Two submarine pipelines are under consideration: one to Greece and one to Turkey (although the latter might prove more of an issue geopolitically than technically, according to the report).
The analysis concluded that the BEP if $10.32/MMBtu for the Cyprus offshore pipeline option to the European markets.
CNG marine transport. Compressed natural gas marine transport is the continuous compression, transport, and delivery of natural gas via ship.
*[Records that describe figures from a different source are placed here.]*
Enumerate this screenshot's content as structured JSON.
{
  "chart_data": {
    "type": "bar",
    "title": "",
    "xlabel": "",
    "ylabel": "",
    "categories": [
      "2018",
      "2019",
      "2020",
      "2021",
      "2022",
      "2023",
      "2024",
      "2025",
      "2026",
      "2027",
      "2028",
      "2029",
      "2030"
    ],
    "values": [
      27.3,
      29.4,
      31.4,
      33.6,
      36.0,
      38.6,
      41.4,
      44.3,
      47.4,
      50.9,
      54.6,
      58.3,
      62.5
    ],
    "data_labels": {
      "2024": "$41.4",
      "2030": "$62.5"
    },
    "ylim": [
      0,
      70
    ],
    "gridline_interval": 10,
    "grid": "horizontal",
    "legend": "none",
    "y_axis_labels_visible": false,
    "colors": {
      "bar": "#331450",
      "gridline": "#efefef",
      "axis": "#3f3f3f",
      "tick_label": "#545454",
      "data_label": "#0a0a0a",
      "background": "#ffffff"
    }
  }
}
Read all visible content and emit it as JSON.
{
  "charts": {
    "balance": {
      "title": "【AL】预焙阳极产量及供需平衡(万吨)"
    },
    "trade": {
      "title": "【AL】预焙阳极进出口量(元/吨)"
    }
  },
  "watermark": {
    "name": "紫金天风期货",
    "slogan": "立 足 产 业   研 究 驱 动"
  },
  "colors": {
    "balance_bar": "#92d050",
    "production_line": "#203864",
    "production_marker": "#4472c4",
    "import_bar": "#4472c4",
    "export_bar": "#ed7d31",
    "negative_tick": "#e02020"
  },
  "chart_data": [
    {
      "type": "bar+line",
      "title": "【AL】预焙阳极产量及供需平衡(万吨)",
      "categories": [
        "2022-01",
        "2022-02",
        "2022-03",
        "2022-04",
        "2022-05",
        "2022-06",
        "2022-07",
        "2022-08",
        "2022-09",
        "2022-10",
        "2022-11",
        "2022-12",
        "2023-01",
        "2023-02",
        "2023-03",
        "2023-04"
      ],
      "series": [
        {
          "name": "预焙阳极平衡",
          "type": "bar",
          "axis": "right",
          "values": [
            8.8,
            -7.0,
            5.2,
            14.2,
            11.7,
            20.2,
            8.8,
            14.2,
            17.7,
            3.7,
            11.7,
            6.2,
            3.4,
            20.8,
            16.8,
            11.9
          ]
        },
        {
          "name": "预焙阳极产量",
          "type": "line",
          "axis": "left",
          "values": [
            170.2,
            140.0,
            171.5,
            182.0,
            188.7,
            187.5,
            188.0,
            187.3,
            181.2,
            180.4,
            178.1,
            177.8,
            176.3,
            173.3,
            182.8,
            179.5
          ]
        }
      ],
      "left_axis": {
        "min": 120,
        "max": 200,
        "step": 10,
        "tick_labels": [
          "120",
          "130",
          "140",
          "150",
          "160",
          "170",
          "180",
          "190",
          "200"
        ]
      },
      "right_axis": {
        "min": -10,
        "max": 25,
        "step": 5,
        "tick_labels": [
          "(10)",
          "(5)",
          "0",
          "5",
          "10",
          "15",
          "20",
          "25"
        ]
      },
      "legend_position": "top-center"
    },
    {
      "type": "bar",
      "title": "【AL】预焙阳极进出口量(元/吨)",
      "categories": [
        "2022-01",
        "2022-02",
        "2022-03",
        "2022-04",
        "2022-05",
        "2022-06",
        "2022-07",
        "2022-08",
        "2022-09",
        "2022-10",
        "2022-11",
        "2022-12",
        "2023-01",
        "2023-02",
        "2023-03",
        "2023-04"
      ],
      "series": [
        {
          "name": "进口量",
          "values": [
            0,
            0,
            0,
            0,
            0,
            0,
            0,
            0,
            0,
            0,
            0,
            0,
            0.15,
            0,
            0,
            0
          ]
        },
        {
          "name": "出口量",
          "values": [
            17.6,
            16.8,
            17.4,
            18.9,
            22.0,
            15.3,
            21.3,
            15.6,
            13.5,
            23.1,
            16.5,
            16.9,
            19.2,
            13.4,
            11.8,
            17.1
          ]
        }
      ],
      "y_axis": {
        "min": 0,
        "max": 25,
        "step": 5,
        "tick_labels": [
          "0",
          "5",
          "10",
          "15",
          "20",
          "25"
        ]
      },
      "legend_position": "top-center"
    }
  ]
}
Although CNG does not attain the the same energy density of LNG (thus reducing the economies of scale to long-haul shipment), recent advances in compression have seen the achievement of up to half the energy density of LNG.
Further, the authors noted, proponents of such a system claim that what is lost in long-haul efficiency is recovered in lighter infrastructure costs (essentially just a compression facility, which can be placed on a floating platform/vessel or onshore); a shorter development period (one to two years rather than four-plus years for LNG); and the potential price premium that such a system could achieve for delivery to smaller, stranded energy markets that do not have large enough demand profiles to justify the investment in regasification infrastructure (or a pipeline).
Because such a system has not yet been deployed commercially, the report authors had to rely on industry data. The authors formulated a preliminary base case based on the technology for Sea NG—a company that has been most active in the Eastern Mediterranean—assuming an onshore facility at Vasilikos, with a shuttle system that can reach as far as the Greek mainland. The capacity of the system is lower than those of the other options, given the limitation in scale.
The results found that the breakeven landed gas price for this pathway $5.86/MMBtu.
If this were to be a realistic result, it would suggest CNG has huge economic appeal. However, this result should not be taken as conclusive, given the potential bias in the source material available.—Paltsev et al.
Observations. Base case assumptions lead to the following IRRs: 14.8% for the Cyprus LNG option to the European markets; 20.5% for the Cyprus LNG option to the Asian markets; and 13.6% for the Cyprus offshore pipeline option to the European markets.
Considering the pipeline option, it should be noted that a natural gas exporter does not have the same flexibility to react to the changing market conditions (for example, to re-orient the flows from European to Asian customers) as an exporter does with the LNG option. There is also an issue of potential disputes with transit countries. An LNG terminal might be more costly to develop than a pipeline up front, but the relative flexibility of supply to different markets based on changing market conditions will likely outweigh such a difference in capital costs.
LNG development is also not without major risks, particularly for small nations like Cyprus in which the necessary investment, even for modest LNG projects (around $6 billion) is on the same order of magnitude as the country’s GDP (around $25 billion). The potential benefits of growing an LNG industry in Cyprus will include employment opportunities and, of course, a potentially large revenue stream for the nation through taxes and royalty payments and dividends from entities the nation holds equity in.—Paltsev et al.
O’Sullivan and Paltsev warn that even projects that start out having clear economic gains can become less profitable because of poor technical planning and execution or bureaucratic and regulatory delays.
The funding for this study is provided solely by The Cyprus Research Promotion Foundation. While Eni S.p.A. and Total are members of MITEI and have exploration interests in Cyprus as described in the report, they have not contributed to any input, output, or funding related to this research.